The rules do allow for certain exceptions that would permit a physician to diagnose or prescribe medications via phone or video. It would be OK, for example, if the patient were at a medical clinic, or another health care worker were with the patient and could do a surrogate exam. There’s also an exemption for remote mental-health visits.

Mari Robinson, executive director of the Texas Medical Board, told Kaiser Health News that the rules aren’t meant to stifle competition, but to ensure patient safety.

“How can a physician make an accurate diagnosis when they have no objective diagnostic data?” Robinson asked. “All they have is what the patient has told them.” And that’s not enough information, she says.

“No one would think if they showed up at their doctor’s office they would go back to a room, have the doctor stand on one side of the door, they would stand on the other, tell the doctor their symptoms and the doctor would slip a prescription under the door. No one would think that was good care,” Robinson said. “That is exactly the same as doing it over a telephone.”
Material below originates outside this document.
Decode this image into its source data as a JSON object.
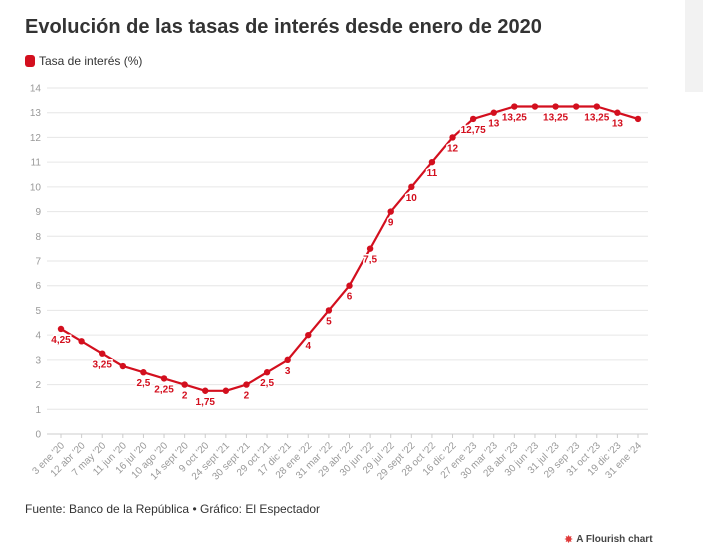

While the Texas Medical Board doesn’t think it’s good practice for patients to send photos, videos, and text messages to unfamiliar doctors, attorney Rene Quashie points out that other states permit all those activities.

“There’s a huge underinsured population in Texas,” Quashie said. “Even people who have insurance, sometimes have problems accessing care. So we’re balancing access to care along with patient safety issues — misdiagnosis and over-prescription. But we also want to allow companies to innovate in this space.”
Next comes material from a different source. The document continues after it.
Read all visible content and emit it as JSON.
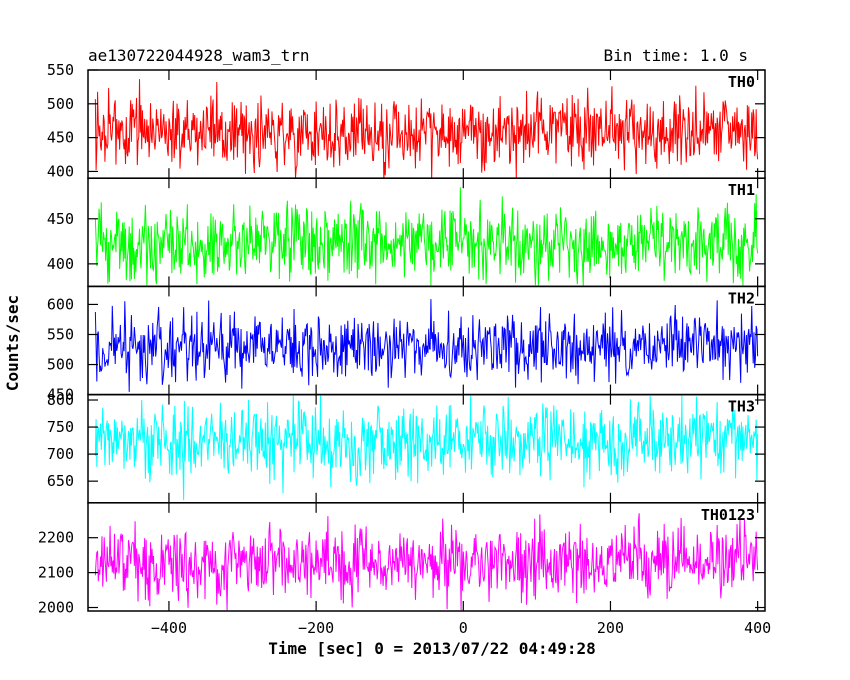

Access to doctors is the main reason insurer Blue Shield partnered with Teladoc in California. Executive vice president Janet Widmann said that, at first, telemedicine was meant to help rural members reach specialists, but it has grown beyond just the rural market. By next year, 800,000 of the 3.5 million Blue Shield members will be able to use Teladoc in California.

In Texas, the medical board has already received more than 200 comments on the change of rules. It says key players, such as the Texas Medical Association, support the stringent rules. Teladoc points out, on the other hand, that the majority of the comments opposed the new rules. The rules governing virtual visits were supposed to go into effect June 3 but have been delayed until the case goes to trial, Kaiser says.